Here is a link regarding more scientific specifics of ALS: http://www.alsa.org/about-als/what-is-als.html

 

It is important to note that in the advanced stages of ALS, patients like Hawking and my mother cannot move or speak, but their cognitive ability is in no way impaired. "The Theory of Everything" in some ways romanticized the suffering of ALS. ALS is a very real disease in a very real world, and like most real things, its nitty gritty details get lost in translation between reality and artistic portrayals.

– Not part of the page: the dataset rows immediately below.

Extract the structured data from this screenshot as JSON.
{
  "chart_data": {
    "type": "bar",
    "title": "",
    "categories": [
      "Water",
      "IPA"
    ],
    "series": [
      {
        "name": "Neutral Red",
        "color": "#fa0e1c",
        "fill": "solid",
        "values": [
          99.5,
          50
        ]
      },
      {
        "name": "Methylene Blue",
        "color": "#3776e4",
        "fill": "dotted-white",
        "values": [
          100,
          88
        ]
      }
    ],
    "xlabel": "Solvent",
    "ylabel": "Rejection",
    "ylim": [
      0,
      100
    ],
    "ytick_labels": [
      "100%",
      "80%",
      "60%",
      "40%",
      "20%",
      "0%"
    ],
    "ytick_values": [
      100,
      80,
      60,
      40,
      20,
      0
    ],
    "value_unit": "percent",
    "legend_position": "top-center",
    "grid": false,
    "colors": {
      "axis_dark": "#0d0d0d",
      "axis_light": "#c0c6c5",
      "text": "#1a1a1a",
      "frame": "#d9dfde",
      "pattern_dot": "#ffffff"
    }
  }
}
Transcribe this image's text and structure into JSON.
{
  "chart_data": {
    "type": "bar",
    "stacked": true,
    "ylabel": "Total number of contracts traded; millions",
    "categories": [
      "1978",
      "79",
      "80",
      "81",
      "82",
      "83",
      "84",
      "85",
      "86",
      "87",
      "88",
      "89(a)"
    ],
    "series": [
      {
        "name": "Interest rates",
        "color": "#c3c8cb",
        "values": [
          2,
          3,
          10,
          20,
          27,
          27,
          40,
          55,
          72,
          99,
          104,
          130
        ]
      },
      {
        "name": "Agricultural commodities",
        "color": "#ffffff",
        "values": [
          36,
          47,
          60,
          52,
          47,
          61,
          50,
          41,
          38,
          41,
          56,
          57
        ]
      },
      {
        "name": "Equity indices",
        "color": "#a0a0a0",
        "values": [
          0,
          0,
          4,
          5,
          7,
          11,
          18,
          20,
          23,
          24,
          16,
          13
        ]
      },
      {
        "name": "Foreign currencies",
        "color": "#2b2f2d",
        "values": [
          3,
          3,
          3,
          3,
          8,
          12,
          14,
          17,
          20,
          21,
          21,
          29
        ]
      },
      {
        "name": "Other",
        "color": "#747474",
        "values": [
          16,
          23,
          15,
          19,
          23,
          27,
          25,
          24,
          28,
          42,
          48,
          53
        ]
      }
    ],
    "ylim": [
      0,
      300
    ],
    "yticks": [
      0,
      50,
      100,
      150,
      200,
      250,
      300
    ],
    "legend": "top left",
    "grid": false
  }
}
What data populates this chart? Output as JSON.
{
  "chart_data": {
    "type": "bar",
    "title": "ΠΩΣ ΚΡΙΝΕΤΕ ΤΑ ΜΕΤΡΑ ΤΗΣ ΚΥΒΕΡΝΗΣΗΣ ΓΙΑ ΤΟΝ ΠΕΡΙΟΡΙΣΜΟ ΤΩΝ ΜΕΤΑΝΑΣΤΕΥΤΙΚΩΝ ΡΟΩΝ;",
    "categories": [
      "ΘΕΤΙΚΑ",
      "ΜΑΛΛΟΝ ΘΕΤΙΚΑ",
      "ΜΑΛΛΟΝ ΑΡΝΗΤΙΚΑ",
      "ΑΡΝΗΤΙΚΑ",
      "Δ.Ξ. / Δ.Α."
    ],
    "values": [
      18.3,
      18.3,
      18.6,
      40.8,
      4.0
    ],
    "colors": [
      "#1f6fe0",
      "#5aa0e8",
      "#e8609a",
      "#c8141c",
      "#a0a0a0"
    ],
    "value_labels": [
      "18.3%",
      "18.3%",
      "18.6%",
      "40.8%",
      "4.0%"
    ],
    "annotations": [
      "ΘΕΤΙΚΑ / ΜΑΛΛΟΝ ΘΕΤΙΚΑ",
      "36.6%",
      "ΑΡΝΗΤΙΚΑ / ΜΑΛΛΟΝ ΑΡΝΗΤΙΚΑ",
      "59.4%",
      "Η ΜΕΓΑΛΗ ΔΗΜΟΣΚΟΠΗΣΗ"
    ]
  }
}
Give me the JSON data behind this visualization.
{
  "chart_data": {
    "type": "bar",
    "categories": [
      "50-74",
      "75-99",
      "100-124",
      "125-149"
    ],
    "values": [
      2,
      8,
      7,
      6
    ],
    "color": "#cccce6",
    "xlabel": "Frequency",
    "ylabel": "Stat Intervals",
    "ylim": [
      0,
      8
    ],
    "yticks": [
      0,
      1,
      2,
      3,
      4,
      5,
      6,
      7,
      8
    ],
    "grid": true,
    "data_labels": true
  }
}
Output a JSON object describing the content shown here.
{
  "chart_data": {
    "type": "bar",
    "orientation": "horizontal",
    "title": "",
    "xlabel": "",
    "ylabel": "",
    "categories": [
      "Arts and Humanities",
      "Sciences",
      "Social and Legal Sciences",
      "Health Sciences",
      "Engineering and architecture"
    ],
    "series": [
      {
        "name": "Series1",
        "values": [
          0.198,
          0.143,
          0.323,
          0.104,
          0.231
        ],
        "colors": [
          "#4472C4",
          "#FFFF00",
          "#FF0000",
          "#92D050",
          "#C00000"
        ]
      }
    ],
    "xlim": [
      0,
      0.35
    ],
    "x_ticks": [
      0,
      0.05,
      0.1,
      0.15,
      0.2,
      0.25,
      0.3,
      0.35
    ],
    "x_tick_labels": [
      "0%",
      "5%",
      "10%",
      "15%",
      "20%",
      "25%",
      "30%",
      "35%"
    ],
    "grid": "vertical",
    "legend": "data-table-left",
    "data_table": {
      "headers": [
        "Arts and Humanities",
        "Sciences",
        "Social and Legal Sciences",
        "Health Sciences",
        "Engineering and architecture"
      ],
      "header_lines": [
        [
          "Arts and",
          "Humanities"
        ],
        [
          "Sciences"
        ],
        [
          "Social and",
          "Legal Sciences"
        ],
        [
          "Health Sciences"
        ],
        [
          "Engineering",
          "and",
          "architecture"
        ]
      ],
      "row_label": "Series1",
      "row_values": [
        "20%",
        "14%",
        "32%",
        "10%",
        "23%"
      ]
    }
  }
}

To set a few things straight, here are some of the most common problems faced by real world ALS families on a day to day basis:

 

  • Financial burden: ALS is not covered on many health insurance plans, and caregiving costs can rise into the hundreds of thousands of dollars per year.  Most families dealing with ALS cannot afford to prolong the life of their loved one due to financial difficulties.
  • Communication: As ALS progresses, communication between the patient and their caregivers becomes increasingly difficult.  An ALS patient must learn to economize the use of language in order to effectively communicate their needs. 
  • Property maintenance: ALS patients need constant care, which often leads to the neglect of basic household chores and maintenance.  This can present problems down the road when the risk of pneumonia becomes more prevalent.
  • Hygiene: It is a long and arduous process to keep another person clean.  Facilitating the acts of eating, drinking, showering, and bathroom activities of another person is an extremely time consuming task.  It is, however, very necessary due to the enormous consequences of mishandling the patient's hygiene.

 

 

For context, consider this basic schedule of my mother's average Wednesday:

 

8AM  9AM  10AM  11AM  12PM  1PM  2PM  3PM 
Wake up, get out of bed and shower  Continue showering Get into wheelchair Eat breakfast, take morning pills Free Free Afternoon bathroom break  Afternoon bathroom break 
4PM  5PM  6PM  7PM  8PM  9PM  10PM  11PM 
Eat lunch, take afternoon pills  Free  Free  Eat dinner, take evening pills  Evening bathroom break  Evening bathroom break  Get out of wheelchair and into bed  Get out of wheelchair and into bed.  Sleep 

 

As can be plainly seen, even with a completely open schedule and nothing to do, there are very few hours in the day with which to do anything as an ALS patient.  The time allotted for these activities are not exaggerations.  Indeed, this rudimentary schedule neglects to mention the small nagging needs throughout the day that we able bodied people tend to without a second thought.  When we have an itch, we scratch it.  Not so for an ALS patient.  When we need to adjust our sitting position so that our back may be comfortable, we move our bodies just a little bit to one side or the other.  Not so for an ALS patient.

 

This is not to advance a sob story or garner sympathy.  Quite the opposite.  Families dealing with ALS do not spend their time waxing eloquent about the meaning of lost agency or cosmically cruel ironies.  There is no time for tears, and no use for them.  Movies like "The Theory of Everything" are great for spreading awareness for diseases like ALS, but they do not bring audiences a faithful representation of it.  Hollywood's penchant for romance enhances both the inspiring and melancholy aspects of suffering beyond reality.  So, when considering the unfortunate circumstances that you may find yourself or another in, seek wisdom not in Hollywood, but in the mundane.  That's where the real stuff is.